On August 8 and 12, 2019 the Siskiyou County Sherriff’s Office responded to the discovery of cremated remains found in the upper spring as well as trailhead area at Panther Meadows on Mount Shasta.  The Sheriff’s Office documented and removed the remains from the area.

“Panther Meadows is a popular destination on the forest and significant effort has gone into designing trails to protect the sensitive plants and grasses in that area for present and future generations,” said District Ranger Carolyn Napper. “The depositing of cremated remains as well as memorial flowers, gemstones, food, feather, tobacco, and paper in this area known for its unique plant community and sensitive meadow soils can cause significant ecological damage.” Water quality and stream flows can also be adversely impacted by the depositing of cremated remains.
More importantly, maintaining the natural state of the meadows and its water sources is significant to many local tribes that have held these meadows sacred since historic times. They are deeply offended by foreign objects left in the meadows and especially in the water and near the spring. “The tribes have never left offerings and have never used the meadow as a graveyard,” said District Archeologist Leslie Schmidt.

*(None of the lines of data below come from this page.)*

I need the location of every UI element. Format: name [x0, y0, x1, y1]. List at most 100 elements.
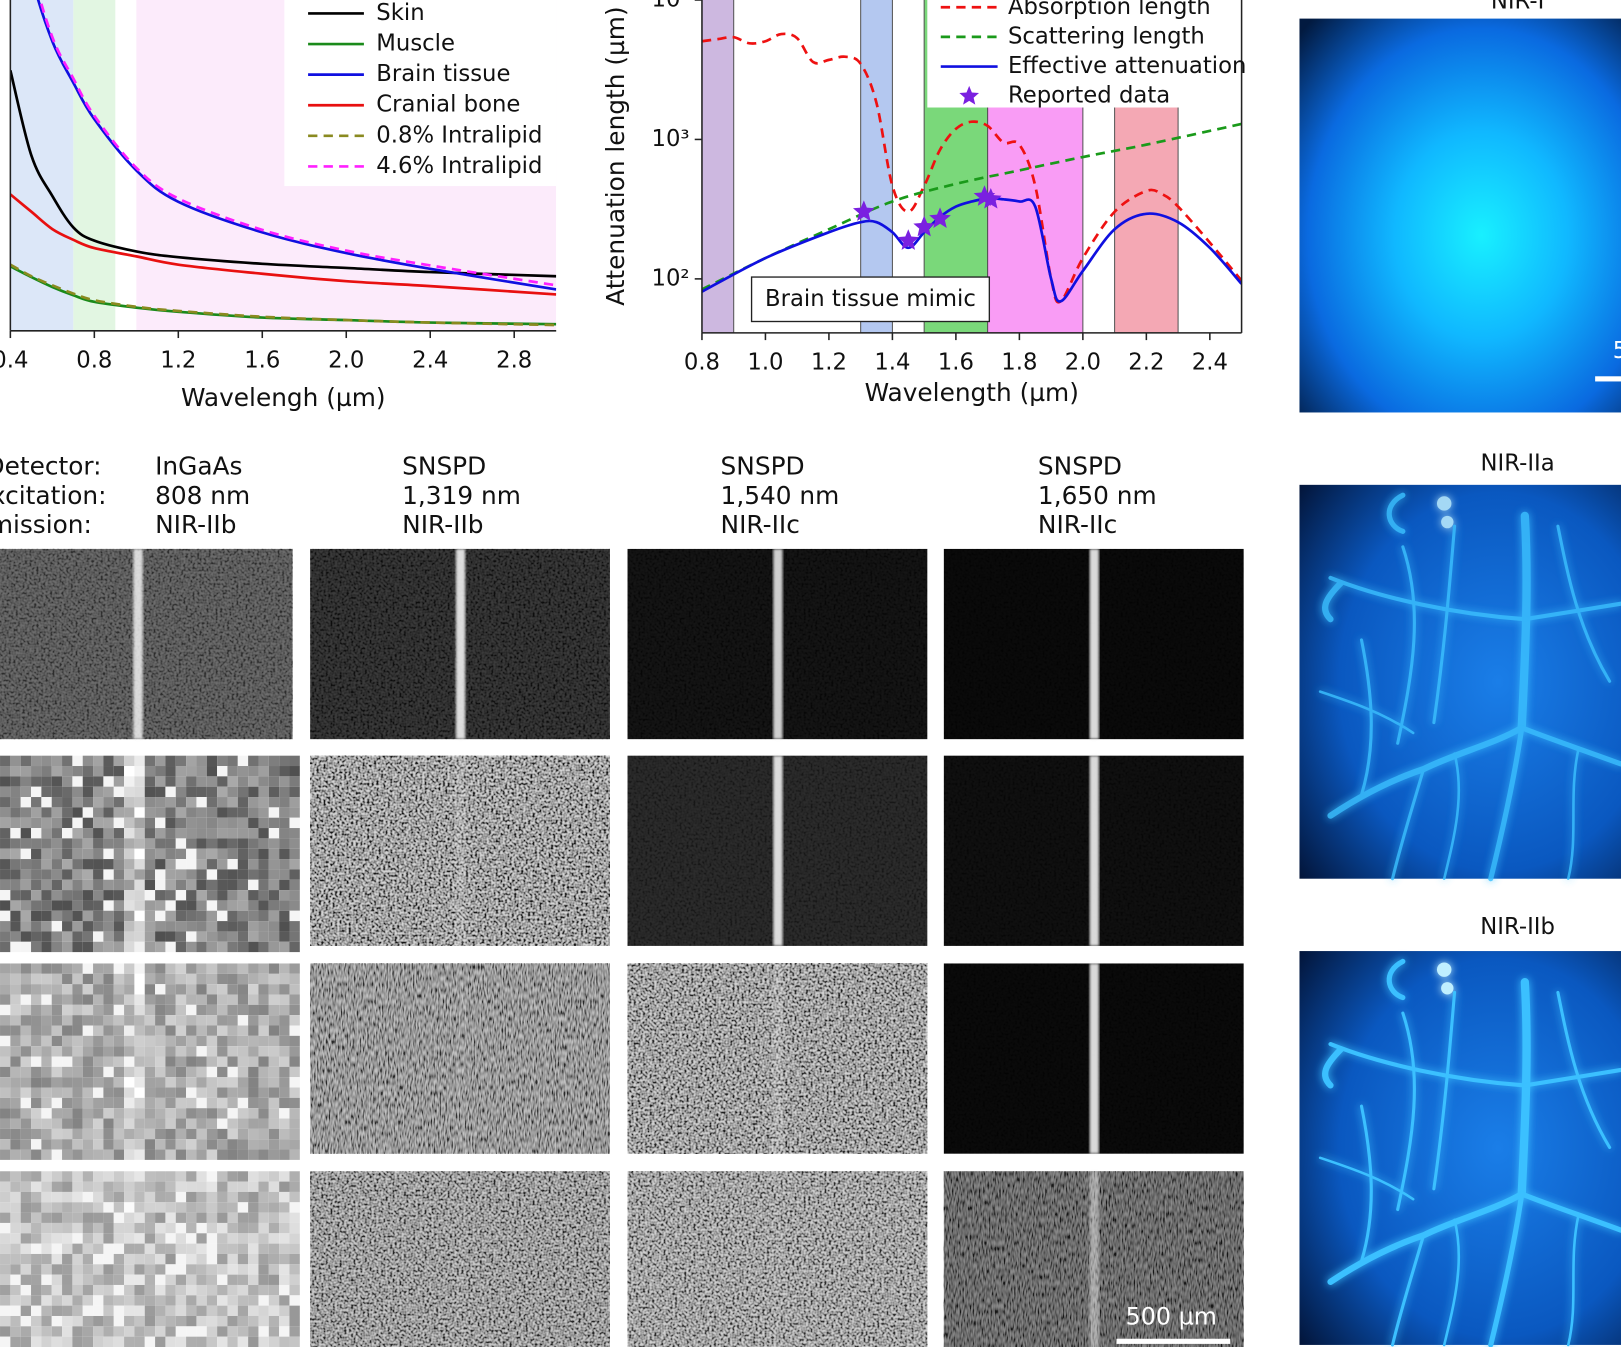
- pixel: [103, 994, 114, 1005]
- column-header: SNSPD: [402, 451, 486, 480]
- pixel: [196, 1149, 207, 1160]
- pixel: [248, 910, 259, 922]
- pixel: [248, 1139, 259, 1150]
- x-tick-label: 1.4: [874, 349, 910, 375]
- pixel: [124, 1222, 135, 1234]
- pixel: [217, 1087, 228, 1098]
- pixel: [134, 797, 145, 808]
- pixel: [10, 1305, 21, 1316]
- pixel: [217, 838, 228, 849]
- pixel: [248, 1087, 259, 1098]
- pixel: [227, 1336, 238, 1347]
- pixel: [155, 941, 166, 953]
- pixel: [248, 817, 259, 829]
- detector-image: [310, 963, 610, 1154]
- pixel: [10, 1233, 21, 1244]
- pixel: [206, 786, 218, 798]
- pixel: [41, 817, 52, 829]
- pixel: [113, 1326, 125, 1337]
- pixel: [134, 1118, 145, 1129]
- pixel: [268, 1118, 280, 1129]
- pixel: [227, 869, 238, 880]
- pixel: [217, 1118, 228, 1129]
- pixel: [289, 1264, 300, 1275]
- pixel: [31, 766, 42, 777]
- pixel: [0, 910, 11, 922]
- pixel: [186, 1035, 197, 1047]
- pixel: [62, 1295, 73, 1306]
- pixel: [0, 1046, 11, 1057]
- pixel: [124, 1243, 135, 1254]
- pixel: [51, 817, 63, 829]
- pixel: [206, 1264, 218, 1275]
- pixel: [258, 910, 269, 922]
- pixel: [258, 1066, 269, 1078]
- pixel: [0, 1149, 11, 1160]
- detector-image: [310, 548, 610, 740]
- pixel: [206, 1305, 218, 1316]
- pixel: [144, 1191, 156, 1203]
- pixel: [237, 1264, 249, 1275]
- pixel: [217, 1015, 228, 1026]
- pixel: [237, 1087, 249, 1098]
- pixel: [10, 890, 21, 901]
- pixel: [217, 1004, 228, 1016]
- pixel: [134, 921, 145, 932]
- pixel: [82, 890, 94, 901]
- pixel: [31, 1128, 42, 1140]
- pixel: [144, 1233, 156, 1244]
- pixel: [124, 1315, 135, 1327]
- pixel: [113, 807, 125, 818]
- pixel: [268, 1264, 280, 1275]
- pixel: [248, 1181, 259, 1192]
- pixel: [155, 817, 166, 829]
- pixel: [165, 1077, 176, 1088]
- pixel: [217, 828, 228, 839]
- pixel: [134, 776, 145, 787]
- pixel: [51, 879, 63, 891]
- pixel: [217, 1274, 228, 1285]
- pixel: [51, 973, 63, 985]
- pixel: [124, 1097, 135, 1109]
- pixel: [268, 1025, 280, 1036]
- pixel: [31, 973, 42, 985]
- pixel: [144, 1336, 156, 1347]
- pixel: [41, 1284, 52, 1296]
- pixel: [268, 973, 280, 985]
- pixel: [20, 1171, 32, 1182]
- pixel: [93, 941, 104, 953]
- pixel: [237, 984, 249, 995]
- pixel: [196, 941, 207, 953]
- pixel: [51, 1233, 63, 1244]
- pixel: [113, 1128, 125, 1140]
- pixel: [268, 921, 280, 932]
- pixel: [206, 941, 218, 953]
- pixel: [103, 890, 114, 901]
- pixel: [82, 807, 94, 818]
- pixel: [279, 1149, 290, 1160]
- pixel: [62, 1191, 73, 1203]
- pixel: [268, 828, 280, 839]
- detector-image: [627, 1171, 928, 1347]
- pixel: [268, 776, 280, 787]
- pixel: [72, 1035, 83, 1047]
- pixel: [227, 900, 238, 911]
- pixel: [82, 1139, 94, 1150]
- x-axis-label: Wavelength (µm): [865, 378, 1079, 407]
- pixel: [227, 973, 238, 985]
- pixel: [10, 1108, 21, 1119]
- pixel: [258, 890, 269, 901]
- pixel: [237, 786, 249, 798]
- pixel: [155, 1087, 166, 1098]
- pixel: [186, 900, 197, 911]
- pixel: [268, 1336, 280, 1347]
- pixel: [237, 817, 249, 829]
- pixel: [175, 1087, 187, 1098]
- pixel: [82, 1222, 94, 1234]
- pixel: [113, 1264, 125, 1275]
- pixel: [72, 817, 83, 829]
- pixel: [268, 786, 280, 798]
- pixel: [31, 900, 42, 911]
- pixel: [62, 1222, 73, 1234]
- legend-marker: [959, 85, 980, 105]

The Shasta-Trinity National Forest asks all visitors to remember that forest lands are not to be used as cemeteries and memorials. However, permits are available from Lassen Volcanic and Crater Lake National Parks for the scattering of loved ones cremated remains on park system lands. The Bureau of Land Management also issues similar permits. Some state parks may allow for the scattering of remains.  For specific permit information, please contact the appropriate land management agency.